Sadly, this is not always witnessed in our relationships with other believers. All too often, we tend to treat other believers with everything from sinful partiality and favoritism to bitter coldness and censoriousness. Just as there is nothing so heartbreaking in this fallen world as brothers treating one another with disdain or indifference, there is nothing so unfitting as seeing brethren in the church treat one another with loveless indifference.

In The Weight of Glory, C.S. Lewis included a profound meditation on how we should view the weakest believers in the church on account of their adoption into God’s family. He wrote, “The dullest most uninteresting person you can talk to may one day be a creature which, if you saw it now, you would be strongly tempted to worship.” Because of the resurrection glory of Jesus, there is a glory awaiting every son and daughter of God (Rom. 8:19).
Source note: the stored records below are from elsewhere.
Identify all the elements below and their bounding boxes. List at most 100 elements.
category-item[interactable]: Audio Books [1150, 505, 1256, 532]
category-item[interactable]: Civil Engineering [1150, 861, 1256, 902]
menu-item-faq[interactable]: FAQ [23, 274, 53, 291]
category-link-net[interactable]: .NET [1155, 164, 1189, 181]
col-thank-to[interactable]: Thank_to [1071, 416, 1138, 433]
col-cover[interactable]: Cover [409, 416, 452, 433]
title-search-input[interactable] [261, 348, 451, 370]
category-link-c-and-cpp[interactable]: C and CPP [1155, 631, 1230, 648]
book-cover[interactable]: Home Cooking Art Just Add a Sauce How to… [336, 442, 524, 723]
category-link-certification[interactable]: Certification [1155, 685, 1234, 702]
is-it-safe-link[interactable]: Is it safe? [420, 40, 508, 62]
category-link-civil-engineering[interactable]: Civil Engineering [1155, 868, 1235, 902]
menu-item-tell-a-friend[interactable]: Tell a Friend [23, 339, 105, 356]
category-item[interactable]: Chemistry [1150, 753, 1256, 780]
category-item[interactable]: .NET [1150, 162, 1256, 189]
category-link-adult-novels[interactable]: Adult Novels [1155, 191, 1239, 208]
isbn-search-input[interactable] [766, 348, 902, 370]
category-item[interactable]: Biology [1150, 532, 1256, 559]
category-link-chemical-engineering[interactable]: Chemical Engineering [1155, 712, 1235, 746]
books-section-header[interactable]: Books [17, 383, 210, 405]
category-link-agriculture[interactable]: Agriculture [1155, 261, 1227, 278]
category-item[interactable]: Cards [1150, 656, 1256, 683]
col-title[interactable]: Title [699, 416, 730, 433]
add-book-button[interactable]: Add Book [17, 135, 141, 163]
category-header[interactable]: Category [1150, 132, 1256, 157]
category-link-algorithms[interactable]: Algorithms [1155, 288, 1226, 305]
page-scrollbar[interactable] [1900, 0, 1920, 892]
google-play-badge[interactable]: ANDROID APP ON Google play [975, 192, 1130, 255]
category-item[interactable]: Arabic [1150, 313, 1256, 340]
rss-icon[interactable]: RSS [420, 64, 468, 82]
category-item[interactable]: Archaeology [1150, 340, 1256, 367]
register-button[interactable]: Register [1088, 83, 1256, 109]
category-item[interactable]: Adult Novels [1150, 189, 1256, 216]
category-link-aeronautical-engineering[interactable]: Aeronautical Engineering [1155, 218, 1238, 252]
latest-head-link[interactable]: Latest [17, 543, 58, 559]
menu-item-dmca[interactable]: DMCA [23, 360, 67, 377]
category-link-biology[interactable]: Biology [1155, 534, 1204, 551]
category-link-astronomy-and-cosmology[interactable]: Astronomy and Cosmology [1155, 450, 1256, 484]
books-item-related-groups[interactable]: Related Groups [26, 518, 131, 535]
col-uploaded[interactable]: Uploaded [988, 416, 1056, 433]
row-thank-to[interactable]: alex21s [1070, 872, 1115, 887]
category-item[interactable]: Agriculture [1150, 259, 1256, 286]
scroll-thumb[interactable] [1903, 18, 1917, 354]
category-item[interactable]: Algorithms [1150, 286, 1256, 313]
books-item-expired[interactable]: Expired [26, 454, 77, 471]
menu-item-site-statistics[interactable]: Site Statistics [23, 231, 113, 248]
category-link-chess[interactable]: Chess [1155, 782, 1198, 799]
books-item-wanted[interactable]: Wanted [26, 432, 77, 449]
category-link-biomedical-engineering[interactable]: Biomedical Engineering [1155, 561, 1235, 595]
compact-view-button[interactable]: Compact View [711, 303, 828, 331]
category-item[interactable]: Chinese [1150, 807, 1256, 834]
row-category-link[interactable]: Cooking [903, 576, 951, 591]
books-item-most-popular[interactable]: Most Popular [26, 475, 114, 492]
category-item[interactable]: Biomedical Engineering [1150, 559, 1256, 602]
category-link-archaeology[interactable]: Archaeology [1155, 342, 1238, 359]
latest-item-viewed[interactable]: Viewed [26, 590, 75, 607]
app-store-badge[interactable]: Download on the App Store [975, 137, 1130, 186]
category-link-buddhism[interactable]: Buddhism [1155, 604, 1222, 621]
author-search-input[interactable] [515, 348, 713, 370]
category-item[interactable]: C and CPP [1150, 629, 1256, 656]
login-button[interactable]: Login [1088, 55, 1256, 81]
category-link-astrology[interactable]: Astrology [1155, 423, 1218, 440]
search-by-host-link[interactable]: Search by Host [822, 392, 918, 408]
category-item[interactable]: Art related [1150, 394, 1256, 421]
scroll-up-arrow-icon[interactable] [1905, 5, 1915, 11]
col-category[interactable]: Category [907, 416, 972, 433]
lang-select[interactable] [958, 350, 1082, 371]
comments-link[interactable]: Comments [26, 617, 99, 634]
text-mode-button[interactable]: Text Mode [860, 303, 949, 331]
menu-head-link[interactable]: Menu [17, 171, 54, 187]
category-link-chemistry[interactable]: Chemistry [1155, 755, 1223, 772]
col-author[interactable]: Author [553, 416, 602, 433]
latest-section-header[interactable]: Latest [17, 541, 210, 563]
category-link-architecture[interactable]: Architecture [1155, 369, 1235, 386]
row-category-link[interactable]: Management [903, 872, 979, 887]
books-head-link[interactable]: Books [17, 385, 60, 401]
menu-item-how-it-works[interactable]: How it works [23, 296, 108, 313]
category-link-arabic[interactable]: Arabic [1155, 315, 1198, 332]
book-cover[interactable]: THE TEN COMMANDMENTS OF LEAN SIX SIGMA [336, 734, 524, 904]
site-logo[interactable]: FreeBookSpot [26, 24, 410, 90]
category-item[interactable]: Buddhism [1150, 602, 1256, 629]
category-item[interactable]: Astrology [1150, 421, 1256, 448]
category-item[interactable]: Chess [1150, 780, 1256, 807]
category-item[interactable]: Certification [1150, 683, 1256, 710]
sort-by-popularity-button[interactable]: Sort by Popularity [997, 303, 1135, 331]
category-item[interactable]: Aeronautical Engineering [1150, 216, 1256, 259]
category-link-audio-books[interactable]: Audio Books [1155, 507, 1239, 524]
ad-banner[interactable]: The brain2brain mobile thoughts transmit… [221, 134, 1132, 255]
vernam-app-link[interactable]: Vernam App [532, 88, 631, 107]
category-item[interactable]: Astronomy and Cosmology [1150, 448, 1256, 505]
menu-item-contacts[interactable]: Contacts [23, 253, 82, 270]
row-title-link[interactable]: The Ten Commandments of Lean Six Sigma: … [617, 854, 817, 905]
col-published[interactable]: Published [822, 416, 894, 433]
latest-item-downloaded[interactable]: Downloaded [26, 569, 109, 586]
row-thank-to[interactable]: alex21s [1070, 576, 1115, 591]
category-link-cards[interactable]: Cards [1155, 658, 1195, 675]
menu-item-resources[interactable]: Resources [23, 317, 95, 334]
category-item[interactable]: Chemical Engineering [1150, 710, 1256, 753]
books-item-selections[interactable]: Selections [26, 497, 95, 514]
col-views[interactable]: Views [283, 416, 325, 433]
What we now see when we look at one another is far from what we will see when we behold each other in glory.

These truths ought to have the greatest impact on our interactions with other believers in this life. What a difference it would make if we would learn to view one another through the lens of our union with our glorified Elder Brother. How many arguments would we avoid if we acted in accord with these truths? How much sinful ambition would we put at bay if we trained ourselves to think this way about one another? How much love and care would we manifest among those in the body if we consistently sought to apply this principle to all of our interactions with all other believers? How much patience and deference would stronger brothers show to weaker brothers if we imbibed this principle? How much mutual prayer would we offer to God for one another if we adopted this mind-set? How often would we ask for and extend forgiveness to one another if we truly believed these things?